Developer Tools

Fine-tuning NVIDIA Nemotron Speech ASR on Amazon EC2 for domain adaptation

Using synthetic speech and EC2 A100 GPUs, they adapted a top model for clinical accuracy.

Deep Dive

A collaboration between AWS, NVIDIA, and healthcare AI platform Heidi demonstrates a production-ready pipeline for domain-adapting automatic speech recognition (ASR) models. The team fine-tuned NVIDIA's leaderboard-topping Nemotron Speech model, specifically the Parakeet TDT 0.6B V2, to tackle the unique challenges of clinical environments. Out-of-the-box ASR models often fail with medical jargon, regional accents, and code-switching, leading to errors that compromise clinical safety. To solve this, the project utilized Amazon EC2 p4d.24xlarge instances powered by NVIDIA A100 GPUs for distributed training at scale, combined with the NVIDIA NeMo framework and DeepSpeed for optimization.

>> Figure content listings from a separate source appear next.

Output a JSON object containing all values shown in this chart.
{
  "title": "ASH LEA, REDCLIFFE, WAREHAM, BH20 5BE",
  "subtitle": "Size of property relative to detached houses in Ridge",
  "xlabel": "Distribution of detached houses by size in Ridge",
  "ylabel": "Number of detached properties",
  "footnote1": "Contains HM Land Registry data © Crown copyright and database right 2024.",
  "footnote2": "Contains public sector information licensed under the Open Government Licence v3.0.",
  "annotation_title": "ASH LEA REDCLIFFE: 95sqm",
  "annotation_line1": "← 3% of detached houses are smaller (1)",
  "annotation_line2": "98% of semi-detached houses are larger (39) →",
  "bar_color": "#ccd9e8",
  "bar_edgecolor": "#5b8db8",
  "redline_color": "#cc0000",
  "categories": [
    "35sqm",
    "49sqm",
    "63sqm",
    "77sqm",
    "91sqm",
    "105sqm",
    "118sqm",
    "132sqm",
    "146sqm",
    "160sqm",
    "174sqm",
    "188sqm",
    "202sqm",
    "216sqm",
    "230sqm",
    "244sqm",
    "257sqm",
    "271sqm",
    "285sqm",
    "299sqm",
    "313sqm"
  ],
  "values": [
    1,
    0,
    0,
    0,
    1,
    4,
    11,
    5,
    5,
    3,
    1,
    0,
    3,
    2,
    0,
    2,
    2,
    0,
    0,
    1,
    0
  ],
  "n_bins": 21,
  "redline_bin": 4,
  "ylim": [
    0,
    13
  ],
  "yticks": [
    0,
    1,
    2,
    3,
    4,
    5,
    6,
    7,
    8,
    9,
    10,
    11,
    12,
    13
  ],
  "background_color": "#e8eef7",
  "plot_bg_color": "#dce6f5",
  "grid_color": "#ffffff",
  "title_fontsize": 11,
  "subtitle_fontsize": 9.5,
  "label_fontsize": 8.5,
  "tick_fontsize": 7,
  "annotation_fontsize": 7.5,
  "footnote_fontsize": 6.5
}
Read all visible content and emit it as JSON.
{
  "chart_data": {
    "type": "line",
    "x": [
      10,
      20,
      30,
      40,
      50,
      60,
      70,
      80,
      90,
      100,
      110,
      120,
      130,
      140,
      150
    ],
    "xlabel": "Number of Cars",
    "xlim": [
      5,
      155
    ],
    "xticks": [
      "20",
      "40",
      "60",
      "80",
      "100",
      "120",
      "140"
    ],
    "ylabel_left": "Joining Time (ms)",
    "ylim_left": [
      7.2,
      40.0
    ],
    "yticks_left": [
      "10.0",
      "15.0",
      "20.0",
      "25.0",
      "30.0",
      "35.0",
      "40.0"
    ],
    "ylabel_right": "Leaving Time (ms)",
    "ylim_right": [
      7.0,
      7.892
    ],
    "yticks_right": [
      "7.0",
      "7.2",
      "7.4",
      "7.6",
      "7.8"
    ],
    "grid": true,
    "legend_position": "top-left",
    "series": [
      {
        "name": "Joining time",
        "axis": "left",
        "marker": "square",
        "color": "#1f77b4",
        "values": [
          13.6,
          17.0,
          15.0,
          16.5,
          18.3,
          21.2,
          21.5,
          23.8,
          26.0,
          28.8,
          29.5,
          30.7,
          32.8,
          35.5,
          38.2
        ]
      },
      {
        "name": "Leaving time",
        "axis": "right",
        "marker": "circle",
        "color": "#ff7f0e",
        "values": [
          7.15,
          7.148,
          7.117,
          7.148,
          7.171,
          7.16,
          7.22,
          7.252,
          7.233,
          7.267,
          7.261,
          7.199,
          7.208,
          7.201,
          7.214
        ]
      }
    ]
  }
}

The core innovation was generating high-quality, privacy-compliant synthetic training data. Using large language models (LLMs) and neural text-to-speech (TTS), the team created synthetic speech samples interleaved with real-world background noises. This pipeline focused on low-resource languages and rare medical terms underrepresented in public datasets, enabling targeted augmentation without using real patient data. The end-to-end workflow also integrated MLflow for experiment tracking, Amazon EKS for scalable model serving, and FSx for Lustre for high-performance weight storage. This architecture, built with AWS managed services and open-source tools like Docker and Langfuse, delivers a blueprint for building accurate, domain-specific ASR systems that move from fine-tuning to observable deployment.

Key Points
  • Fine-tuned NVIDIA's Parakeet TDT 0.6B V2 ASR model using synthetic medical speech data generated by LLMs and TTS.
  • Leveraged Amazon EC2 p4d.24xlarge instances with NVIDIA A100 GPUs and the NeMo framework for distributed training at scale.
  • Deployed model supports Heidi's AI Care Partner, processing 2.4M weekly consultations across 110 languages in 190 countries.

Why It Matters

Shows a scalable blueprint for adapting general AI models to specialized, high-stakes domains like healthcare with privacy-safe synthetic data.